Katerina Hartlova Dress =link= Link

Figure 1: Hartlova ‘Asymmetric Silicone Dress’ (AW23). Olive-green nylon base with charcoal silicone drips along the right shoulder and hem. Left side completely unseamed, revealing a burnt-orange underlayer. Length: midi. Closure: single adjustable webbing strap at the nape.

Note to reader: This paper is a speculative academic exercise based on the publicly available design language of Katerina Hartlova. For a visual reference, search for her collections on platforms like Vogue.com or the designer’s official archive. katerina hartlova dress

This paper examines the eponymous ‘Katerina Hartlova dress’ as a distinct artifact within contemporary Central European fashion. Moving beyond mere garment analysis, it positions Hartlova’s work as a critical response to both the minimalist rigidity of late 20th-century design and the ephemeral nature of fast fashion. Through a visual and structural analysis of her signature pieces (circa 2018–2024), this paper argues that the Hartlova dress functions as a wearable paradox: it is simultaneously brutalist and delicate, architectural and organic. By utilizing unconventional materials (recycled technical fabrics, hand-molded silicone, and fragmented lace) and non-linear pattern cutting, Hartlova creates a new semiotic code for the dress—one that prioritizes kinetic sculpture over bodily conformity. Figure 1: Hartlova ‘Asymmetric Silicone Dress’ (AW23)

This transforms the dress from a static object into a dynamic event. Phenomenologically, wearing a Hartlova dress induces a heightened awareness of one’s own posture and movement—a return to the lived body (Maurice Merleau-Ponty) as opposed to the idealized mannequin.
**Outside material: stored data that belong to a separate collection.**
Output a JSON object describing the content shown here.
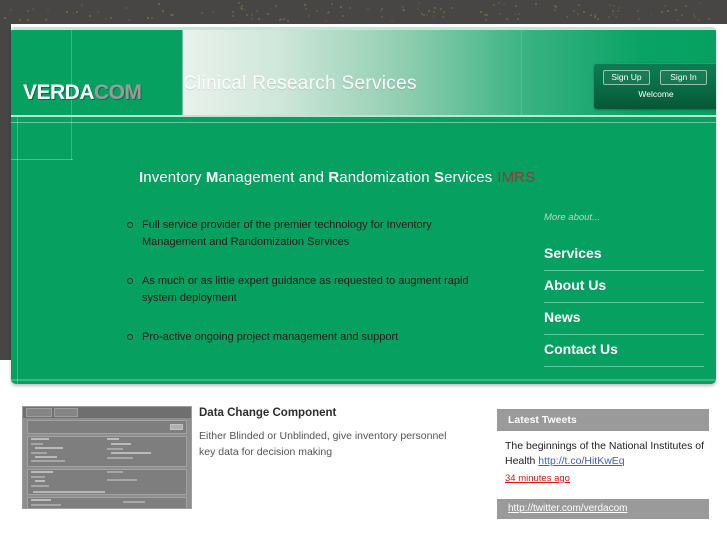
{
  "brand": {
    "name_primary": "VERDA",
    "name_secondary": "COM"
  },
  "header": {
    "site_title": "Clinical Research Services",
    "auth": {
      "sign_up_label": "Sign Up",
      "sign_in_label": "Sign In",
      "welcome_label": "Welcome"
    }
  },
  "hero": {
    "heading_parts": [
      {
        "cap": "I",
        "rest": "nventory "
      },
      {
        "cap": "M",
        "rest": "anagement and "
      },
      {
        "cap": "R",
        "rest": "andomization "
      },
      {
        "cap": "S",
        "rest": "ervices"
      }
    ],
    "heading_acronym": "IMRS",
    "bullets": [
      "Full service provider of the premier technology for Inventory Management and Randomization Services",
      "As much or as little expert guidance as requested to augment rapid system deployment",
      "Pro-active ongoing project management and support"
    ]
  },
  "more_menu": {
    "label": "More about...",
    "items": [
      {
        "label": "Services"
      },
      {
        "label": "About Us"
      },
      {
        "label": "News"
      },
      {
        "label": "Contact Us"
      }
    ]
  },
  "feature": {
    "title": "Data Change Component",
    "description": "Either Blinded or Unblinded, give inventory personnel key data for decision making"
  },
  "tweets": {
    "header": "Latest Tweets",
    "latest": {
      "text": "The beginnings of the National Institutes of Health ",
      "link": "http://t.co/HitKwEq",
      "time": "34 minutes ago"
    },
    "profile_url": "http://twitter.com/verdacom"
  },
  "colors": {
    "brand_green": "#06a161",
    "accent_red": "#8e3b3b",
    "link_blue": "#3a5fd6",
    "time_red": "#e01515",
    "panel_gray": "#9a9a9a",
    "chrome_dark": "#474644"
  }
}
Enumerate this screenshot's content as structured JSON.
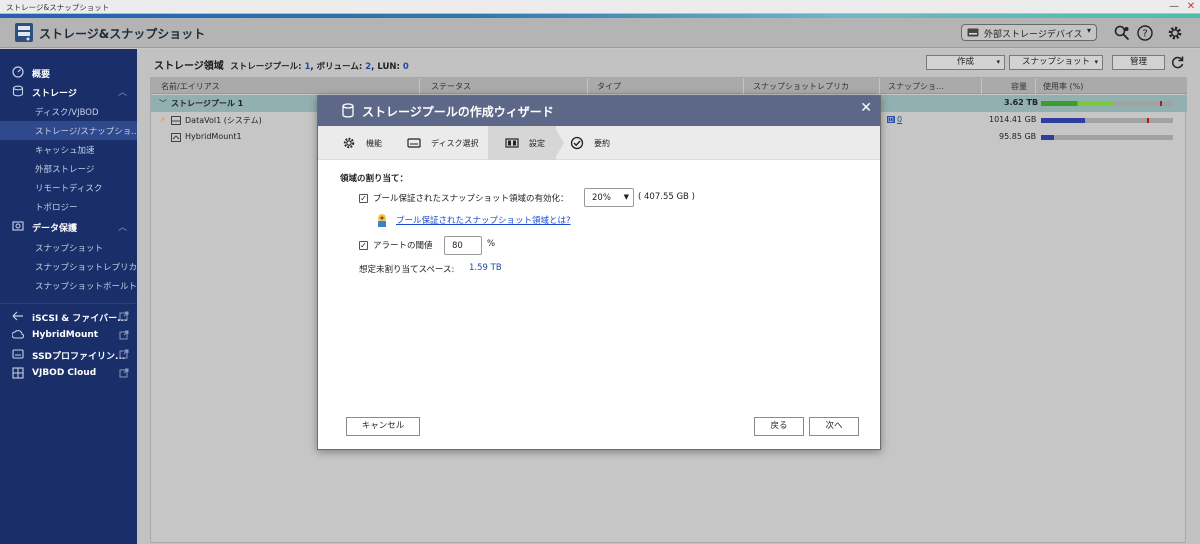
{
  "window": {
    "title": "ストレージ&スナップショット",
    "minimize": "—",
    "close": "✕"
  },
  "app": {
    "title": "ストレージ&スナップショット",
    "external_device_label": "外部ストレージデバイス",
    "header_icons": [
      "search-settings-icon",
      "help-icon",
      "gear-icon"
    ]
  },
  "sidebar": {
    "items": [
      {
        "label": "概要",
        "type": "top",
        "icon": "dashboard-icon"
      },
      {
        "label": "ストレージ",
        "type": "group",
        "icon": "storage-icon"
      },
      {
        "label": "ディスク/VJBOD",
        "type": "sub"
      },
      {
        "label": "ストレージ/スナップショ...",
        "type": "sub",
        "active": true
      },
      {
        "label": "キャッシュ加速",
        "type": "sub"
      },
      {
        "label": "外部ストレージ",
        "type": "sub"
      },
      {
        "label": "リモートディスク",
        "type": "sub"
      },
      {
        "label": "トポロジー",
        "type": "sub"
      },
      {
        "label": "データ保護",
        "type": "group",
        "icon": "data-protection-icon"
      },
      {
        "label": "スナップショット",
        "type": "sub"
      },
      {
        "label": "スナップショットレプリカ",
        "type": "sub"
      },
      {
        "label": "スナップショットボールト",
        "type": "sub"
      },
      {
        "label": "iSCSI & ファイバー...",
        "type": "external",
        "icon": "iscsi-icon"
      },
      {
        "label": "HybridMount",
        "type": "external",
        "icon": "hybridmount-icon"
      },
      {
        "label": "SSDプロファイリン...",
        "type": "external",
        "icon": "ssd-icon"
      },
      {
        "label": "VJBOD Cloud",
        "type": "external",
        "icon": "vjbod-cloud-icon"
      }
    ]
  },
  "main": {
    "breadcrumb": {
      "title": "ストレージ領域",
      "pools_label": "ストレージプール:",
      "pools_count": "1",
      "volumes_label": "ボリューム:",
      "volumes_count": "2",
      "lun_label": "LUN:",
      "lun_count": "0"
    },
    "toolbar": {
      "create_label": "作成",
      "snapshot_label": "スナップショット",
      "manage_label": "管理"
    },
    "table": {
      "columns": [
        "名前/エイリアス",
        "ステータス",
        "タイプ",
        "スナップショットレプリカ",
        "スナップショ...",
        "容量",
        "使用率 (%)"
      ],
      "rows": [
        {
          "name": "ストレージプール 1",
          "snap": "",
          "capacity": "3.62 TB",
          "usage": 0.55,
          "alert": 0.9,
          "color": "#3d9c2e",
          "extra_color": "#7cc93c"
        },
        {
          "name": "DataVol1 (システム)",
          "snap": "0",
          "capacity": "1014.41 GB",
          "usage": 0.33,
          "alert": 0.8,
          "color": "#2f3f9c"
        },
        {
          "name": "HybridMount1",
          "snap": "",
          "capacity": "95.85 GB",
          "usage": 0.1,
          "alert": null,
          "color": "#2f3f9c"
        }
      ]
    }
  },
  "wizard": {
    "title": "ストレージプールの作成ウィザード",
    "close": "✕",
    "steps": [
      {
        "label": "機能",
        "icon": "gear-icon"
      },
      {
        "label": "ディスク選択",
        "icon": "disk-icon"
      },
      {
        "label": "設定",
        "icon": "settings-icon",
        "active": true
      },
      {
        "label": "要約",
        "icon": "check-circle-icon"
      }
    ],
    "section_title": "領域の割り当て：",
    "snapshot_enable_label": "プール保証されたスナップショット領域の有効化：",
    "snapshot_percent": "20%",
    "snapshot_size": "( 407.55 GB )",
    "help_link": "プール保証されたスナップショット領域とは?",
    "alert_label": "アラートの閾値",
    "alert_value": "80",
    "alert_unit": "%",
    "estimate_label": "想定未割り当てスペース:",
    "estimate_value": "1.59 TB",
    "cancel_label": "キャンセル",
    "back_label": "戻る",
    "next_label": "次へ"
  }
}
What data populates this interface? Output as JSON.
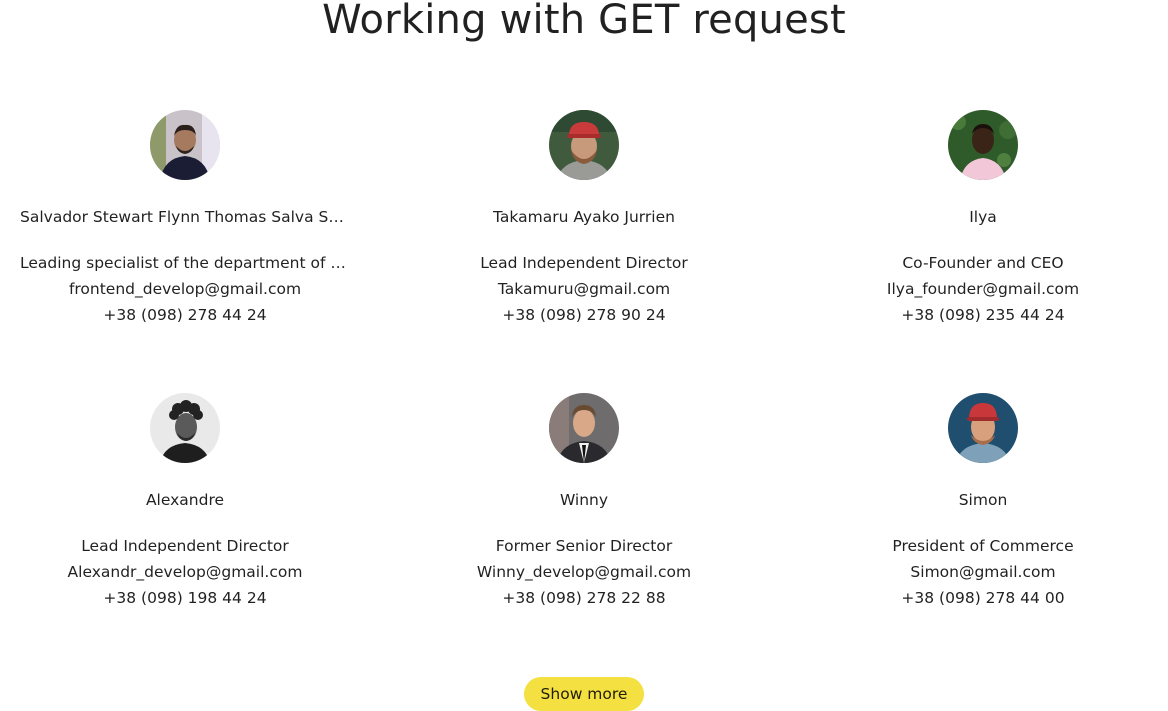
{
  "page": {
    "title": "Working with GET request"
  },
  "users": [
    {
      "name": "Salvador Stewart Flynn Thomas Salva Salve...",
      "position": "Leading specialist of the department of cent...",
      "email": "frontend_develop@gmail.com",
      "phone": "+38 (098) 278 44 24",
      "avatar_icon": "user-photo-man-indoor"
    },
    {
      "name": "Takamaru Ayako Jurrien",
      "position": "Lead Independent Director",
      "email": "Takamuru@gmail.com",
      "phone": "+38 (098) 278 90 24",
      "avatar_icon": "user-photo-man-red-cap"
    },
    {
      "name": "Ilya",
      "position": "Co-Founder and CEO",
      "email": "Ilya_founder@gmail.com",
      "phone": "+38 (098) 235 44 24",
      "avatar_icon": "user-photo-man-green-background"
    },
    {
      "name": "Alexandre",
      "position": "Lead Independent Director",
      "email": "Alexandr_develop@gmail.com",
      "phone": "+38 (098) 198 44 24",
      "avatar_icon": "user-photo-man-black-white"
    },
    {
      "name": "Winny",
      "position": "Former Senior Director",
      "email": "Winny_develop@gmail.com",
      "phone": "+38 (098) 278 22 88",
      "avatar_icon": "user-photo-man-suit"
    },
    {
      "name": "Simon",
      "position": "President of Commerce",
      "email": "Simon@gmail.com",
      "phone": "+38 (098) 278 44 00",
      "avatar_icon": "user-photo-man-red-cap-blue-background"
    }
  ],
  "actions": {
    "show_more_label": "Show more"
  },
  "colors": {
    "button_bg": "#f4e041",
    "text": "rgba(0,0,0,0.87)",
    "background": "#ffffff"
  }
}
The Hartlova dress implicitly critiques the dominant fashion paradigm of “seamlessness”—the digitally rendered, airbrushed, zero-waste ideal. By celebrating the raw edge, the visible glue stain, and the precarious tie, Hartlova aligns with the Post-Fordist craft movement . This is not the craft of the rural artisan, but the craft of the urban studio where imperfection signals authenticity and resistance to automated mass production. Length: midi

This paper explores three core questions: (1) How does Hartlova deconstruct the traditional dress pattern? (2) What material strategies define her aesthetic? (3) How does the Hartlova dress function as a critique of contemporary gendered dress codes? We situate Hartlova within the lineage of Destrukce (destruction), a concept inherited from the Czech interwar avant-garde (Karel Teige, Toyen), who saw fragmentation as a route to authenticity. Hartlova updates this for fashion, echoing Jacques Derrida’s logic of deconstruction by exposing the “seams” of the garment—literally leaving hems raw, zippers external, and linings visible.

[Generated for Academic Review] Journal: Journal of Material Culture and Fashion Theory (Vol. 14, Iss. 2)

Katerina Hartlova, Avant-Garde Fashion, Czech Design, Deconstruction, Wearable Art, Post-Fordist Craft. 1. Introduction In the landscape of post-2000 European fashion, Prague-based designer Katerina Hartlova occupies a liminal space: her garments are shown in galleries as often as on runways. The phrase “Katerina Hartlova dress” does not denote a single silhouette but a design method . Unlike the iconic little black dress (Chanel) or the wrap dress (Von Furstenberg), the Hartlova dress is defined by its lack of definitive closure. It is often asymmetrical, intentionally incomplete, and reliant on the wearer’s body to complete its geometry.